Ia mencatat bahwa jembatan tidak menyatukan kedua bagian itu, melainkan menyatukannya.
“Begitulah seharusnya dengan kita juga”, kata Paus.
Paus juga menjelaskan bahwa “setiap kali, kita tergoda untuk menyerap yang lain, kita meruntuhkan bukannya membangun”.
Ini, katanya, sering terjadi sepanjang sejarah.
“Kita harus waspada dan berdoa agar hal itu tidak terjadi lagi”, katanya, “dan berkomitmen untuk bersama-sama membina pendidikan dalam persaudaraan, sehingga ledakan kebencian yang akan menghancurkan persaudaraan itu tidak akan pernah menang”.
Memikirkan ancaman antisemitisme, Paus menekankan, “Ini adalah sumbu yang tidak boleh dibiarkan terbakar”.
Paus melanjutkan dengan mencatat bahwa jembatan itu memiliki pelajaran lain untuk diajarkan kepada kita.
“Itu didukung oleh rantai besar yang terdiri dari banyak cincin. Kita adalah cincin itu, dan masing-masing dari kita penting untuk rantai itu.
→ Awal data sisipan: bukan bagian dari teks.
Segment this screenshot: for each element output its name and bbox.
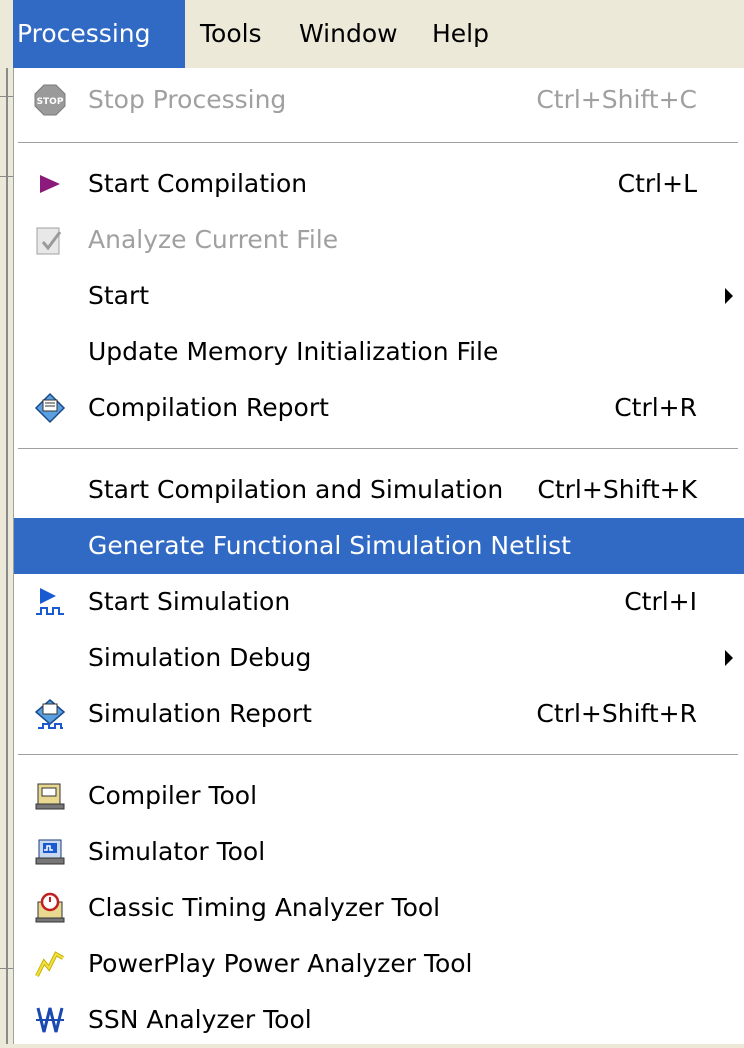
menu-item-label: Stop Processing — [88, 85, 287, 114]
menu-item-simulation-debug[interactable]: Simulation Debug — [14, 630, 744, 686]
menu-item-label: Compilation Report — [88, 393, 329, 422]
menu-item-label: Simulation Report — [88, 699, 312, 728]
menu-item-start-simulation[interactable]: Start Simulation Ctrl+I — [14, 574, 744, 630]
simulation-report-icon — [34, 698, 66, 730]
menu-separator — [18, 754, 738, 758]
menu-item-analyze-current-file[interactable]: Analyze Current File — [14, 212, 744, 268]
submenu-arrow-icon — [725, 288, 733, 304]
power-analyzer-icon — [34, 948, 66, 980]
menu-item-label: Generate Functional Simulation Netlist — [88, 531, 571, 560]
menu-item-label: Start Compilation — [88, 169, 308, 198]
menu-item-stop-processing[interactable]: STOP Stop Processing Ctrl+Shift+C — [14, 72, 744, 128]
menubar-help[interactable]: Help — [428, 0, 493, 68]
start-simulation-icon — [34, 586, 66, 618]
menu-item-start[interactable]: Start — [14, 268, 744, 324]
menu-separator — [18, 142, 738, 146]
menu-item-label: Classic Timing Analyzer Tool — [88, 893, 441, 922]
menu-item-compiler-tool[interactable]: Compiler Tool — [14, 768, 744, 824]
svg-text:STOP: STOP — [37, 97, 64, 107]
menubar-processing[interactable]: Processing — [13, 0, 185, 68]
menu-item-label: Simulation Debug — [88, 643, 312, 672]
menu-item-shortcut: Ctrl+Shift+K — [537, 475, 697, 504]
menu-item-label: Start Compilation and Simulation — [88, 475, 504, 504]
menu-item-shortcut: Ctrl+L — [617, 169, 697, 198]
processing-menu: STOP Stop Processing Ctrl+Shift+C Start … — [13, 68, 744, 1044]
submenu-arrow-icon — [725, 650, 733, 666]
menu-item-start-compilation-and-simulation[interactable]: Start Compilation and Simulation Ctrl+Sh… — [14, 462, 744, 518]
menu-item-label: Start — [88, 281, 150, 310]
menu-item-simulator-tool[interactable]: Simulator Tool — [14, 824, 744, 880]
menu-item-update-memory-init-file[interactable]: Update Memory Initialization File — [14, 324, 744, 380]
menubar-window[interactable]: Window — [295, 0, 402, 68]
simulator-tool-icon — [34, 836, 66, 868]
menu-item-label: Compiler Tool — [88, 781, 258, 810]
menu-item-label: Start Simulation — [88, 587, 291, 616]
menu-item-start-compilation[interactable]: Start Compilation Ctrl+L — [14, 156, 744, 212]
timing-analyzer-icon — [34, 892, 66, 924]
menu-item-compilation-report[interactable]: Compilation Report Ctrl+R — [14, 380, 744, 436]
menu-item-label: Update Memory Initialization File — [88, 337, 499, 366]
menu-item-powerplay-power-analyzer-tool[interactable]: PowerPlay Power Analyzer Tool — [14, 936, 744, 992]
menu-item-shortcut: Ctrl+Shift+R — [536, 699, 697, 728]
analyze-file-icon — [34, 224, 66, 256]
menu-item-label: Simulator Tool — [88, 837, 266, 866]
menu-item-label: SSN Analyzer Tool — [88, 1005, 312, 1034]
menu-item-shortcut: Ctrl+R — [614, 393, 697, 422]
window-edge — [0, 68, 13, 1044]
menu-item-shortcut: Ctrl+I — [624, 587, 697, 616]
menu-bar: Processing Tools Window Help — [0, 0, 744, 69]
menu-item-generate-functional-simulation-netlist[interactable]: Generate Functional Simulation Netlist — [14, 518, 744, 574]
menu-item-label: PowerPlay Power Analyzer Tool — [88, 949, 473, 978]
menu-separator — [18, 448, 738, 452]
ssn-analyzer-icon — [34, 1004, 66, 1036]
play-triangle-icon — [34, 168, 66, 200]
menu-item-shortcut: Ctrl+Shift+C — [536, 85, 697, 114]
menu-item-classic-timing-analyzer-tool[interactable]: Classic Timing Analyzer Tool — [14, 880, 744, 936]
menu-item-ssn-analyzer-tool[interactable]: SSN Analyzer Tool — [14, 992, 744, 1048]
compilation-report-icon — [34, 392, 66, 424]
menu-item-simulation-report[interactable]: Simulation Report Ctrl+Shift+R — [14, 686, 744, 742]
compiler-tool-icon — [34, 780, 66, 812]
menu-item-label: Analyze Current File — [88, 225, 339, 254]
menubar-tools[interactable]: Tools — [196, 0, 266, 68]
stop-icon: STOP — [34, 84, 66, 116]
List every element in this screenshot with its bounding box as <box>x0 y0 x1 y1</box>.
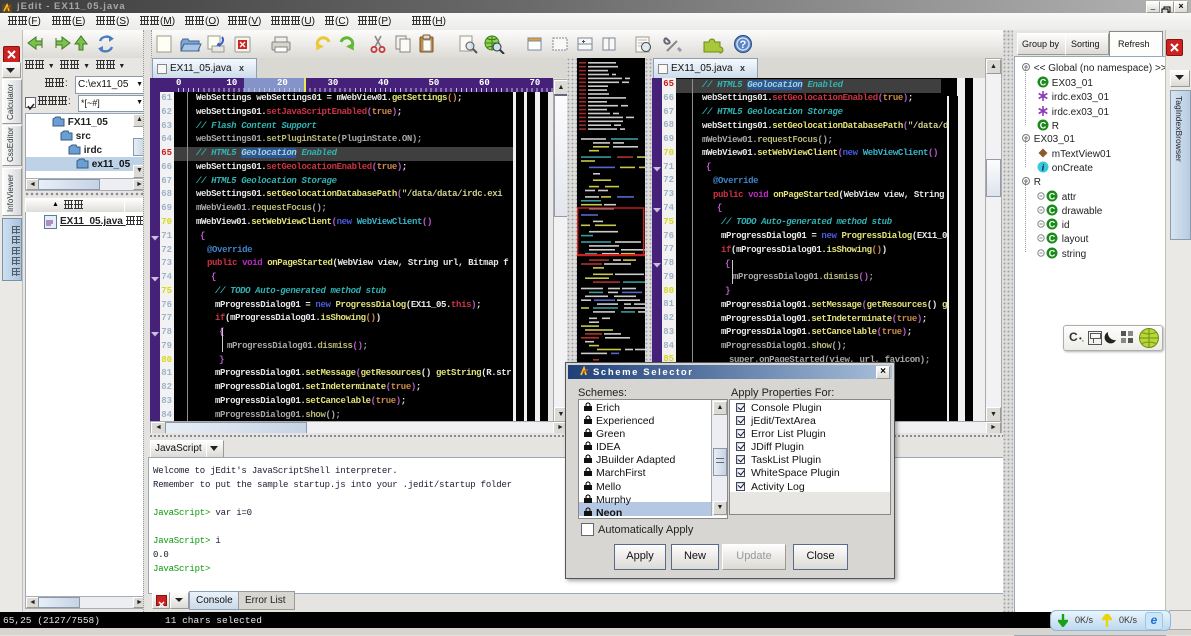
svg-text:C: C <box>1049 206 1056 216</box>
svg-text:C: C <box>1049 192 1056 202</box>
svg-text:C: C <box>1040 121 1047 131</box>
svg-text:C: C <box>1049 220 1056 230</box>
svg-text:C: C <box>1049 234 1056 244</box>
svg-text:C: C <box>1040 78 1047 88</box>
svg-text:?: ? <box>740 39 747 51</box>
svg-text:C: C <box>1049 249 1056 259</box>
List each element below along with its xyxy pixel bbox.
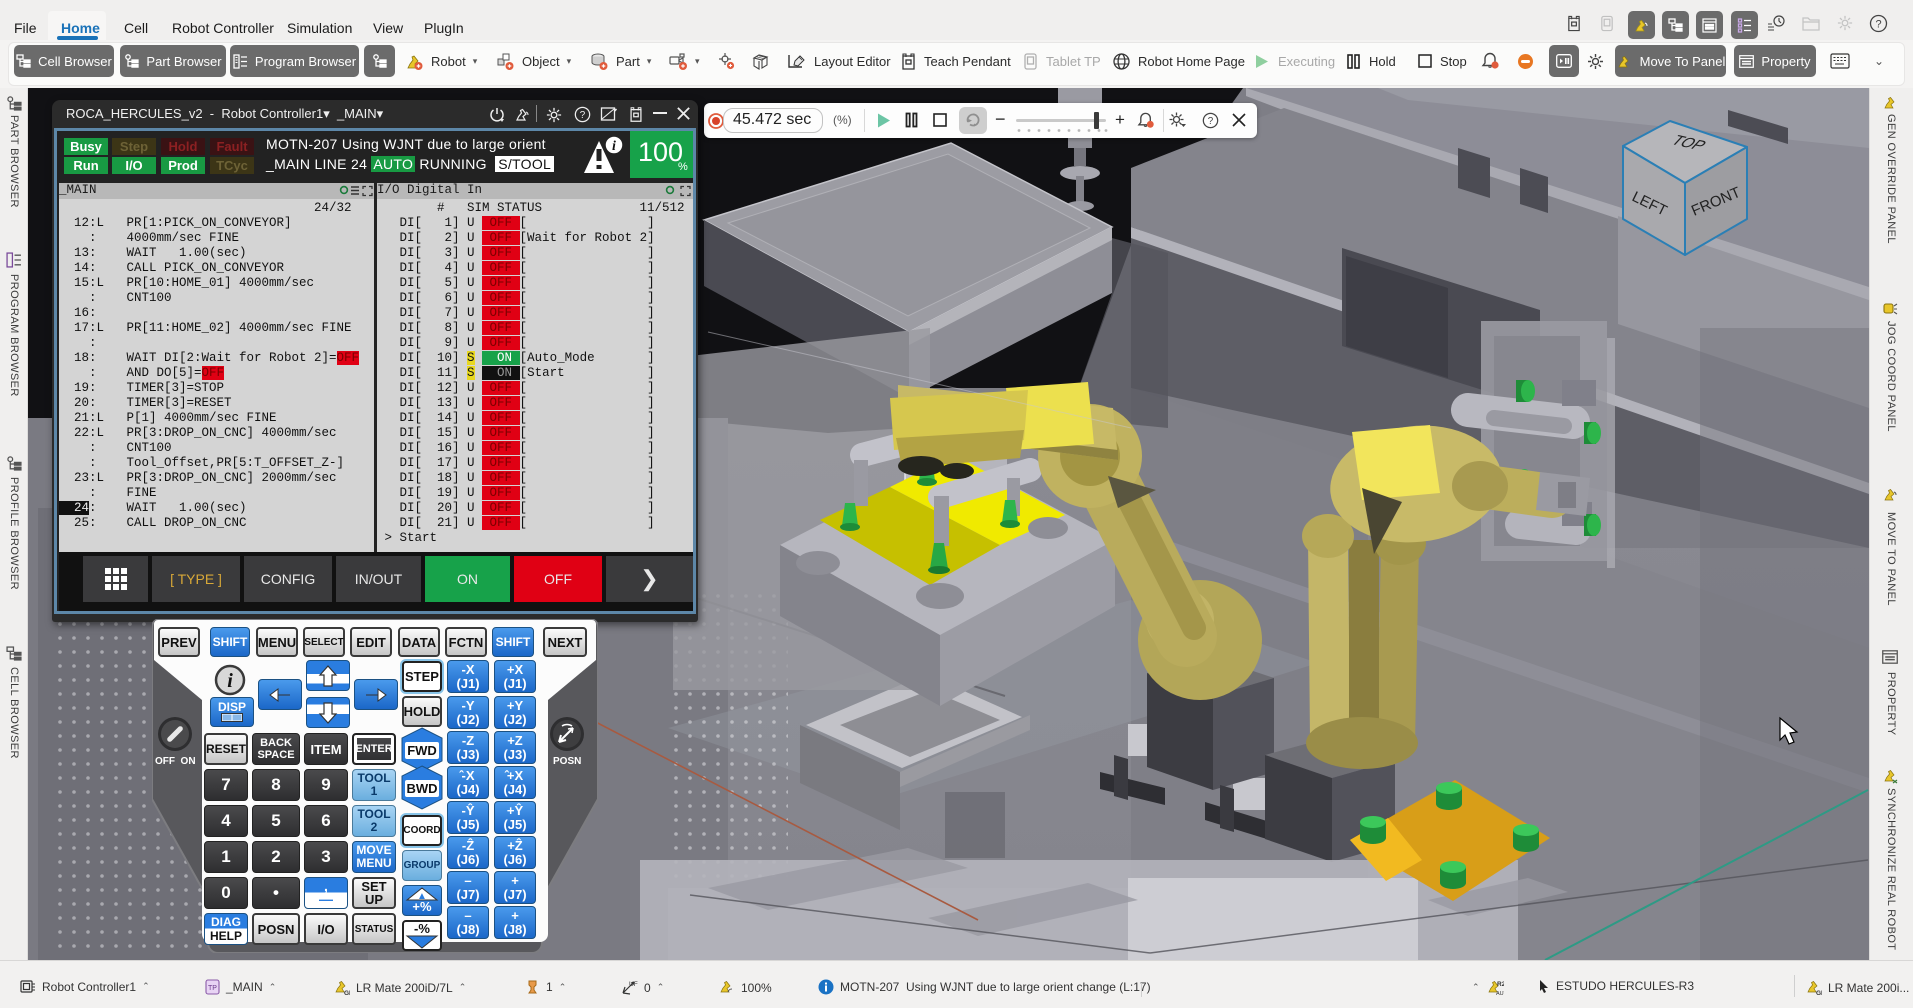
- svg-text:?: ?: [1208, 116, 1214, 127]
- svg-text:i: i: [227, 670, 233, 692]
- svg-text:?: ?: [580, 110, 586, 121]
- svg-text:-%: -%: [414, 922, 430, 936]
- svg-text:i: i: [612, 139, 616, 154]
- svg-text:R2: R2: [1497, 981, 1504, 988]
- svg-text:AUTO: AUTO: [1496, 991, 1504, 996]
- svg-text:BWD: BWD: [406, 781, 437, 796]
- svg-text:UF: UF: [629, 981, 638, 988]
- svg-text:?: ?: [1875, 19, 1881, 31]
- svg-text:FWD: FWD: [407, 743, 437, 758]
- svg-text:GP: GP: [1816, 990, 1822, 996]
- svg-text:GP: GP: [344, 990, 350, 996]
- svg-text:TP: TP: [208, 985, 217, 992]
- svg-text:▲: ▲: [417, 891, 427, 902]
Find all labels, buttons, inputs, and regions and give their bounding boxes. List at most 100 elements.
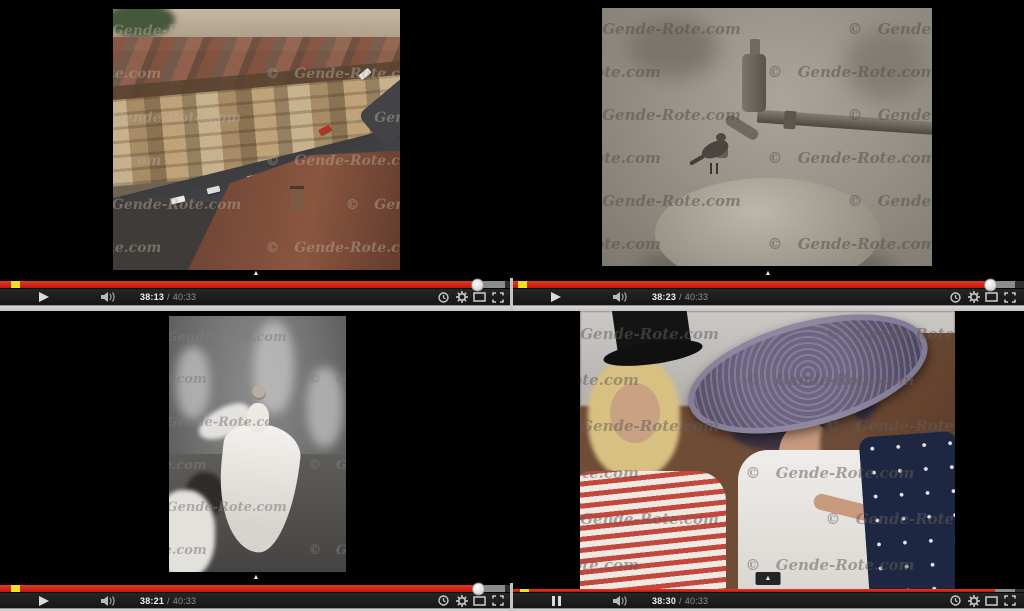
watch-later-button[interactable] — [437, 594, 450, 607]
volume-icon — [613, 291, 630, 303]
play-button[interactable] — [36, 291, 52, 303]
volume-button[interactable] — [100, 291, 118, 303]
volume-button[interactable] — [100, 595, 118, 607]
ad-marker — [11, 585, 20, 592]
theater-mode-icon — [473, 292, 486, 302]
fullscreen-button[interactable] — [1003, 594, 1016, 607]
screenshot-divider — [510, 278, 513, 311]
video-area[interactable]: © Gende-Rote.com © Gende-Rote.com © Gend… — [0, 0, 512, 281]
theater-mode-icon — [985, 292, 998, 302]
player-controls: 38:13/40:33 — [0, 288, 512, 305]
current-time: 38:23 — [652, 292, 676, 302]
play-icon — [39, 292, 49, 302]
video-frame-city-aerial: © Gende-Rote.com © Gende-Rote.com © Gend… — [113, 9, 400, 270]
current-time: 38:30 — [652, 596, 676, 606]
player-controls: 38:30/40:33 — [512, 592, 1024, 608]
scrubber-handle[interactable] — [471, 278, 484, 291]
play-icon — [551, 292, 561, 302]
time-display: 38:23/40:33 — [652, 292, 708, 302]
polka-dot-fabric — [858, 431, 955, 589]
theater-mode-button[interactable] — [473, 594, 486, 607]
stone — [655, 178, 880, 266]
girl-left-face — [610, 383, 660, 443]
video-area[interactable]: © Gende-Rote.com © Gende-Rote.com © Gend… — [512, 311, 1024, 589]
video-frame-two-girls: © Gende-Rote.com © Gende-Rote.com © Gend… — [580, 311, 955, 589]
scrubber-handle[interactable] — [472, 582, 485, 595]
right-controls — [949, 291, 1016, 304]
watch-later-button[interactable] — [437, 291, 450, 304]
duration: 40:33 — [173, 292, 197, 302]
time-separator: / — [679, 292, 682, 302]
duration: 40:33 — [685, 596, 709, 606]
watch-later-button[interactable] — [949, 594, 962, 607]
right-controls — [437, 594, 504, 607]
player-controls: 38:23/40:33 — [512, 288, 1024, 305]
screenshot-divider — [510, 583, 513, 611]
bird-leg — [710, 163, 712, 174]
duration: 40:33 — [685, 292, 709, 302]
settings-button[interactable] — [455, 291, 468, 304]
progress-bar[interactable] — [0, 585, 512, 592]
pipe-coupling — [783, 111, 796, 130]
expand-arrow-icon[interactable]: ▲ — [253, 574, 260, 581]
watch-later-icon — [950, 595, 961, 606]
chimney — [290, 186, 304, 212]
progress-bar[interactable] — [512, 281, 1024, 288]
progress-played — [512, 281, 990, 288]
settings-icon — [456, 595, 468, 607]
progress-remaining — [1014, 281, 1024, 288]
pause-icon — [552, 596, 561, 606]
settings-button[interactable] — [455, 594, 468, 607]
theater-mode-button[interactable] — [985, 291, 998, 304]
current-time: 38:21 — [140, 596, 164, 606]
video-area[interactable]: © Gende-Rote.com © Gende-Rote.com © Gend… — [512, 0, 1024, 281]
right-controls — [949, 594, 1016, 607]
current-time: 38:13 — [140, 292, 164, 302]
settings-icon — [968, 291, 980, 303]
expand-arrow-icon[interactable]: ▲ — [756, 572, 781, 585]
settings-button[interactable] — [967, 291, 980, 304]
watch-later-icon — [950, 292, 961, 303]
volume-button[interactable] — [612, 291, 630, 303]
video-area[interactable]: © Gende-Rote.com © Gende-Rote.com © Gend… — [0, 311, 512, 585]
volume-icon — [613, 595, 630, 607]
volume-icon — [101, 595, 118, 607]
player-controls: 38:21/40:33 — [0, 592, 512, 608]
volume-button[interactable] — [612, 595, 630, 607]
play-icon — [39, 596, 49, 606]
scrubber-handle[interactable] — [984, 278, 997, 291]
progress-played — [0, 281, 477, 288]
settings-icon — [456, 291, 468, 303]
pause-button[interactable] — [548, 595, 564, 607]
watch-later-icon — [438, 595, 449, 606]
fullscreen-button[interactable] — [1003, 291, 1016, 304]
play-button[interactable] — [548, 291, 564, 303]
video-player-top-right: © Gende-Rote.com © Gende-Rote.com © Gend… — [512, 0, 1024, 311]
theater-mode-button[interactable] — [473, 291, 486, 304]
dancer-bodice — [247, 403, 269, 433]
fullscreen-button[interactable] — [491, 594, 504, 607]
video-player-bottom-left: © Gende-Rote.com © Gende-Rote.com © Gend… — [0, 311, 512, 611]
watermark-text: © Gende-Rote.com © Gende-Rote.com © Gend… — [602, 151, 932, 166]
time-separator: / — [679, 596, 682, 606]
tap-spout — [724, 113, 760, 141]
ad-marker — [11, 281, 20, 288]
duration: 40:33 — [173, 596, 197, 606]
expand-arrow-icon[interactable]: ▲ — [253, 270, 260, 277]
theater-mode-button[interactable] — [985, 594, 998, 607]
fullscreen-button[interactable] — [491, 291, 504, 304]
settings-icon — [968, 595, 980, 607]
right-controls — [437, 291, 504, 304]
settings-button[interactable] — [967, 594, 980, 607]
time-display: 38:13/40:33 — [140, 292, 196, 302]
play-button[interactable] — [36, 595, 52, 607]
time-display: 38:21/40:33 — [140, 596, 196, 606]
progress-bar[interactable] — [0, 281, 512, 288]
watch-later-icon — [438, 292, 449, 303]
watch-later-button[interactable] — [949, 291, 962, 304]
expand-arrow-icon[interactable]: ▲ — [765, 270, 772, 277]
video-frame-dancer: © Gende-Rote.com © Gende-Rote.com © Gend… — [169, 316, 346, 572]
valve-cap — [750, 39, 760, 55]
theater-mode-icon — [985, 596, 998, 606]
background-blur — [845, 29, 925, 99]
Kita tidak bisa lagi hidup terpisah, tanpa berusaha untuk saling mengenal, menjadi mangsa kecurigaan dan konflik”, kata Paus seraya menambahkan “sebuah jembatan menyatukan”.
Kepada perwakilan agama-agama dunia
Paus menekankan bahwa di Hungaria, “Anda yang mewakili agama mayoritas bertanggung jawab untuk mempromosikan kondisi yang memungkinkan kebebasan beragama dihormati dan didorong untuk semua”.
Di dunia kita, lanjutnya, “terkoyak oleh begitu banyak konflik, ini adalah kesaksian terbaik dari mereka yang telah diberkati untuk mengenal Allah perjanjian dan perdamaian”.
Paus kemudian menjelaskan bahwa Jembatan Rantai adalah yang tertua di kota, mengundang kita untuk berpikir kembali ke masa lalu di mana kita akan menghadapi “saat-saat penderitaan dan suram, kesalahpahaman dan penganiayaan tetapi pada tingkat yang lebih dalam kita akan menemukan warisan spiritual bersama yang lebih besar.”
Warisan berharga ini “dapat memungkinkan kita, bersama-sama, untuk membangun masa depan yang berbeda. Saya tergerak oleh pemikiran semua sahabat Allah yang menyinari kegelapan dunia ini”.
Miklos Radnóti
Paus Fransiskus kemudian berbicara tentang Miklós Radnóti, seorang penyair besar Hongaria.
“Dipenjara di kamp konsentrasi, di babak paling gelap dan paling bejat dalam sejarah manusia, Radnóti terus menulis puisi sampai kematiannya”, kata Paus.
Bor Notebook miliknya adalah satu-satunya kumpulan puisinya yang bertahan dari Shoah dan bersaksi tentang “kekuatan keyakinannya akan kehangatan cinta di tengah dinginnya es kamp konsentrasi menerangi kegelapan kebencian dengan cahaya iman”.
Akar untuk buah-buahan
Dalam kesunyian dan kesunyian kamp konsentrasi, ketika dia menyadari hidupnya memudar, Radnóti menulis: “Saya sekarang adalah diri saya sendiri sebuah akar… Sesekali bunga, saya telah menjadi akar” (Bor Notebook, Root). Kita juga dipanggil untuk menjadi akar, kata Paus, mengakhiri wacananya. Kita biasanya mencari buah, katanya, untuk “hasil atau penegasan”.
“Jika kita berakar dalam mendengarkan Yang Mahatinggi dan orang lain, kita akan membantu orang-orang sezaman kita untuk menerima dan mencintai satu sama lain”, kata Paus.
Terakhir, ia menambah bahwa “hanya jika kita menjadi akar perdamaian dan tunas persatuan, kita akan terbukti kredibel (dipercaya)di mata dunia, yang memandang kita dengan kerinduan yang dapat membawa harapan untuk mekar”.